Он молчал. А Каховский все больше бледнел и как будто впивался в него горящим взором.

– Ну что ж ты молчишь? Говори. Аль и сказать нельзя? Сказать нельзя, а сделать можно?

Вдруг лицо его исказилось, рот скривился в усмешку, надменно оттопыренная нижняя губа запрыгала.

– Ну, спасибо за честь! Лучше меня никого не нашлось, так и я пригодился? А вы-то все что же? Аль в крови не охота пачкаться? Ну еще бы! Честные люди, благородные! А я – меня только свистни! Злодей обреченный! Отверженное лицо! Низкое орудие убийства! Кинжал в руках твоих!

– Что ты, что ты, Каховский! Никто не принуждает тебя. Ты же сам хотел…

– Да, сам! Как сам захочу, так и сделаю! Пожертвую собой для Отечества, но не для тебя, не для Общества. Ступенькой никому не лягу под ноги. О, низость, низость! Готовил меня быть кинжалом в руках твоих, потерял рассудок, склоняя меня. Думал, что очень тонок, а так был груб, что я не знаю, какой бы дурак не понял тебя! Наточил кинжал, но берегись – уколешься!

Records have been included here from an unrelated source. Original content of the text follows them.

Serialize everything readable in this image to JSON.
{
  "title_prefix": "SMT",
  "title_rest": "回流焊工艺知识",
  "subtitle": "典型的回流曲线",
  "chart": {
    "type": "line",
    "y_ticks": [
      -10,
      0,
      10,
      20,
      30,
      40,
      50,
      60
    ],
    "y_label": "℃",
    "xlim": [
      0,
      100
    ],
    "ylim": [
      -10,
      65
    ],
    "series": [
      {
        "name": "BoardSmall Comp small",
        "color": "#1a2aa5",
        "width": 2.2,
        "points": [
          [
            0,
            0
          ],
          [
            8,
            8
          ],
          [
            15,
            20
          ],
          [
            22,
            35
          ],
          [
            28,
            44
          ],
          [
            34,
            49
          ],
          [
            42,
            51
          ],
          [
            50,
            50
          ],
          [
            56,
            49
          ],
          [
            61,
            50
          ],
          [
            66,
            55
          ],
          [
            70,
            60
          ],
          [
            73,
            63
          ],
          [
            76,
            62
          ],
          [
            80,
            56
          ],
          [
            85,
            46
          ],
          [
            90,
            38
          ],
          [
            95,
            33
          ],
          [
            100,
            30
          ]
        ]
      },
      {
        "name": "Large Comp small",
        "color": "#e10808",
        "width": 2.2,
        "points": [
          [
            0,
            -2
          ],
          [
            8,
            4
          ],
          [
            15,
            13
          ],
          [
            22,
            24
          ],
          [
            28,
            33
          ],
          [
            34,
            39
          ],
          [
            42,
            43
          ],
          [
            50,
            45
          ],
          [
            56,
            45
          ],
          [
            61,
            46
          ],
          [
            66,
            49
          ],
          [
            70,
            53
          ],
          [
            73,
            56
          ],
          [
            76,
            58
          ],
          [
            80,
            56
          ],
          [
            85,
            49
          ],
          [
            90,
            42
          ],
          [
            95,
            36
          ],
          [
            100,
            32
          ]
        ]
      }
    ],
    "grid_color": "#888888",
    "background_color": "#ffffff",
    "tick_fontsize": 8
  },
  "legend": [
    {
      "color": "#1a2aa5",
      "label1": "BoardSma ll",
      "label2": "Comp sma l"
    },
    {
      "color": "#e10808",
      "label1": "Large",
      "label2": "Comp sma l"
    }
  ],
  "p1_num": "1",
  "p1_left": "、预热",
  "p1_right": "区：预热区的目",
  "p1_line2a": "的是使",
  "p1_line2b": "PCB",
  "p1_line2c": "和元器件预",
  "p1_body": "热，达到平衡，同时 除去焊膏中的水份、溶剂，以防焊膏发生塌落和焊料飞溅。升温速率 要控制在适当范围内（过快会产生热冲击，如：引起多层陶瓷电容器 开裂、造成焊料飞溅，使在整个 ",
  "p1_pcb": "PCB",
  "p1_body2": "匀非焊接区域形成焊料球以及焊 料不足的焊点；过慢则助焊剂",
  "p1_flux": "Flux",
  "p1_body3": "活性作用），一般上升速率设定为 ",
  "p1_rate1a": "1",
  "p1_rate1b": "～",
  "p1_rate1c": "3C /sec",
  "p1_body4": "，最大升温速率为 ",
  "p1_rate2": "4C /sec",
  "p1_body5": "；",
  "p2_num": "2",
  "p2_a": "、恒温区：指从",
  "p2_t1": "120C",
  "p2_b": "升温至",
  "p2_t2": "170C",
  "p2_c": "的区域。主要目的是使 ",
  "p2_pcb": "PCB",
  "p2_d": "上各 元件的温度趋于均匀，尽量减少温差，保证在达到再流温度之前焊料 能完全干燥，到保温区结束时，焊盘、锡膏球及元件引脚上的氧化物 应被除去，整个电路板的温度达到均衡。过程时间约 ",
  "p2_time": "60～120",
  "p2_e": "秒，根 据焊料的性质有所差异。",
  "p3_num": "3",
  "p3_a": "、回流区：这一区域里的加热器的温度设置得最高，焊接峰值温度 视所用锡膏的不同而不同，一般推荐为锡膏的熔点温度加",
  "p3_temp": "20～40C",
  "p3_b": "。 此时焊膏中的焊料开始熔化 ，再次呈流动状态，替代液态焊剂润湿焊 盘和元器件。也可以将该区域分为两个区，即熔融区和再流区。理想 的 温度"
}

– Петя, голубчик, что ты говоришь! – сложил и протянул к нему руки Рылеев с мольбою. – Да разве мы не все вместе? Разве ты не с нами?

– Не с вами, не с вами! Никогда я не был и не буду с вами! Один! Один! Один!

Больше не мог говорить – задыхался. Весь дрожал, как в припадке. Лицо потемнело и сделалось страшным, как у одержимого.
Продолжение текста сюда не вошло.